How can we answer this? My simple thoughts brought me to this conclusion. The key point that links this all is we need to rebalance consumption. For more developed countries, we must learn to consume more in the line of needs and not wants. That’s sustainable for the economy, the planet and your wallet.

For other countries, they need to create more without hurting the planet. Technology and Digitalization probes as an opportunity to grow without pollution and altering the natural ecosystems that influence directly macro capitalists cities.

By working at the macro level, consumer tendencies may shift. You may consume just what you need therefore saving money. If you manage your wallet between the spectrum of “I need this for survival” and “I need this to keep up with the Joneses”, you will find the sweet spot of “I want this and I can afford it with no present or future pain”.

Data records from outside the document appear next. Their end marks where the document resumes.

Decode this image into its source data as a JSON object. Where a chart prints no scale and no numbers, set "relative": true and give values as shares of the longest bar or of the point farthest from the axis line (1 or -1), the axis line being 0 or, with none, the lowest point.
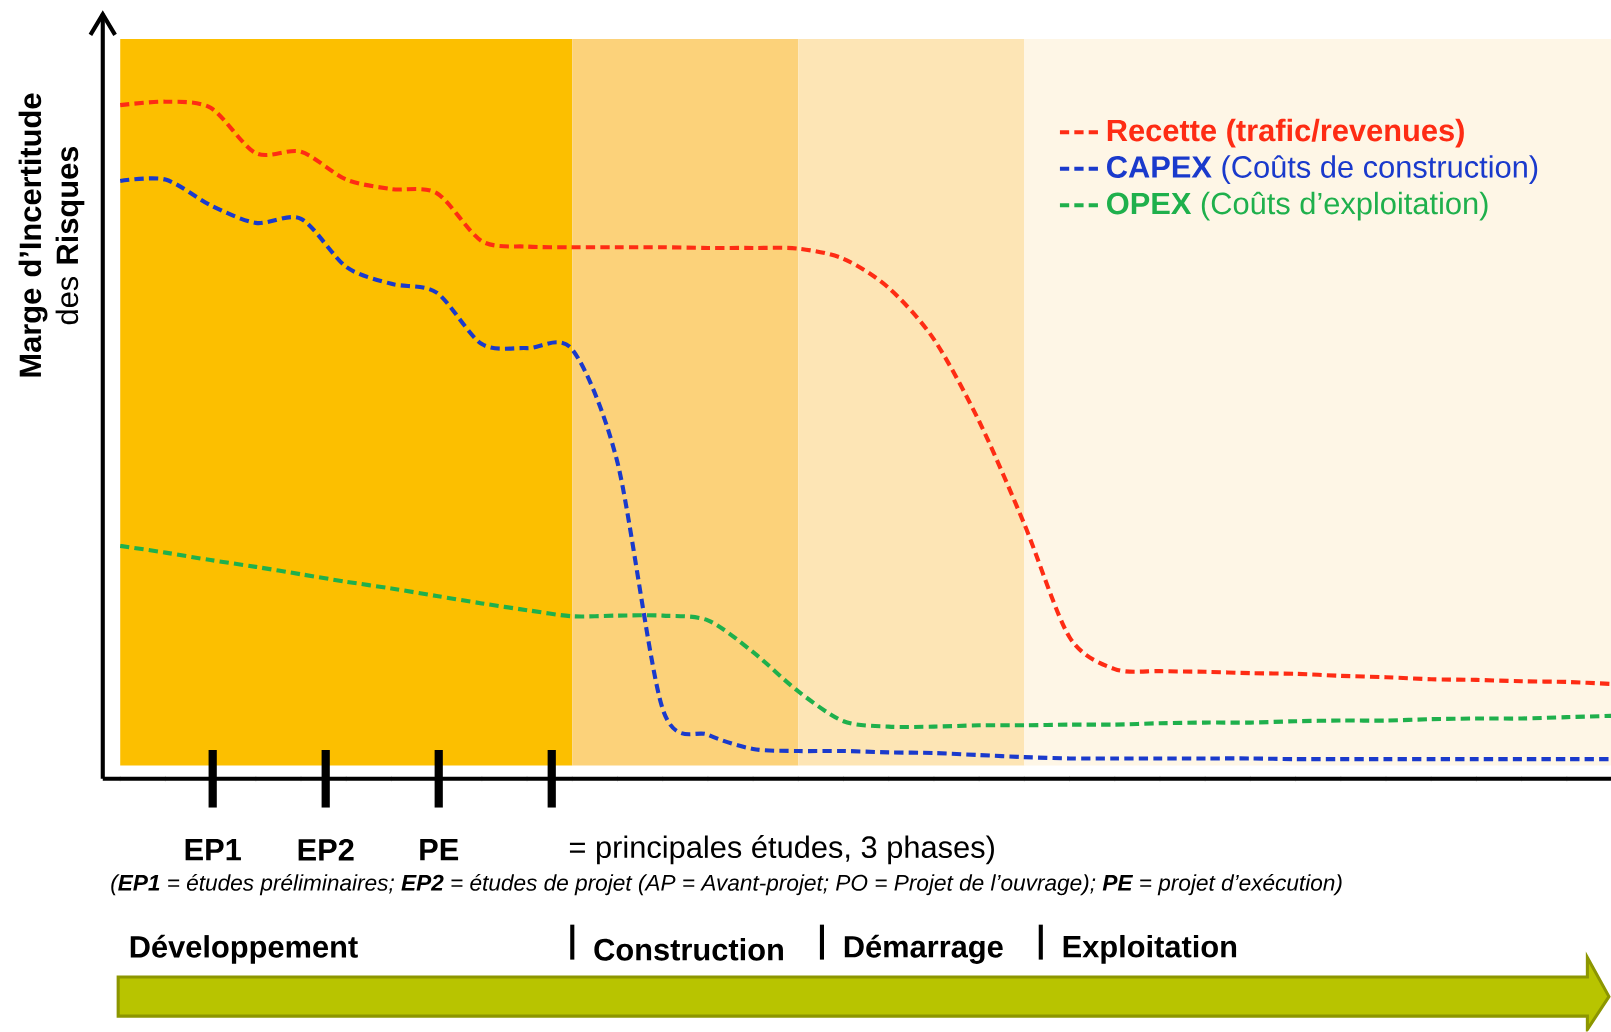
{
  "chart_data": {
    "type": "line",
    "relative": true,
    "line_style": "dashed",
    "legend": "top right",
    "ylabel": "**Marge d’Incertitude** des **Risques**",
    "categories": [
      null,
      null,
      null,
      null,
      null,
      null,
      null,
      null,
      null,
      null,
      null,
      null,
      null,
      null,
      null,
      null,
      null,
      null,
      null,
      null,
      null,
      null,
      null,
      null,
      null,
      null,
      null,
      null,
      null,
      null,
      null,
      null,
      null,
      null
    ],
    "series": [
      {
        "name": "**Recette (trafic/revenues)**",
        "color": "#fe2c14",
        "values": [
          0.995,
          1.0,
          0.991,
          0.924,
          0.926,
          0.885,
          0.871,
          0.865,
          0.794,
          0.786,
          0.785,
          0.785,
          0.785,
          0.784,
          0.784,
          0.783,
          0.768,
          0.725,
          0.649,
          0.528,
          0.376,
          0.209,
          0.162,
          0.159,
          0.158,
          0.156,
          0.155,
          0.152,
          0.15,
          0.147,
          0.146,
          0.144,
          0.143,
          0.14
        ]
      },
      {
        "name": "**CAPEX** (Coûts de construction)",
        "color": "#1a3acc",
        "values": [
          0.883,
          0.885,
          0.847,
          0.821,
          0.827,
          0.756,
          0.731,
          0.718,
          0.642,
          0.636,
          0.634,
          0.467,
          0.103,
          0.065,
          0.044,
          0.041,
          0.041,
          0.039,
          0.038,
          0.035,
          0.032,
          0.03,
          0.03,
          0.03,
          0.03,
          0.03,
          0.029,
          0.029,
          0.029,
          0.029,
          0.029,
          0.029,
          0.029,
          0.029
        ]
      },
      {
        "name": "**OPEX** (Coûts d’exploitation)",
        "color": "#1fb04c",
        "values": [
          0.344,
          0.334,
          0.323,
          0.313,
          0.302,
          0.291,
          0.281,
          0.27,
          0.259,
          0.249,
          0.24,
          0.241,
          0.241,
          0.234,
          0.187,
          0.129,
          0.085,
          0.077,
          0.077,
          0.079,
          0.079,
          0.08,
          0.08,
          0.082,
          0.083,
          0.083,
          0.085,
          0.086,
          0.086,
          0.088,
          0.089,
          0.089,
          0.091,
          0.093
        ]
      }
    ],
    "annotations": [
      "EP1",
      "EP2",
      "PE",
      "= principales études, 3 phases)",
      "(**EP1** = études préliminaires; **EP2** = études de projet (AP = Avant-projet; PO = Projet de l’ouvrage); **PE** = projet d’exécution)",
      "Développement",
      "Construction",
      "Démarrage",
      "Exploitation"
    ]
  }
}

This is by no means a clear solution. Capitalism, Sustainability and Personal Finances don’t seem to fit perfectly. Because there are serious missteps on the way and there’s no guarantee that you will make 100% good choices without compromising one of these parts.

This exercise reminds me of playing Tetris: the pieces must have a shape that makes them come together for everyone to win. The challenge is to find that exact shape in order for everything to work. That’s the huge problem for humanity to solve.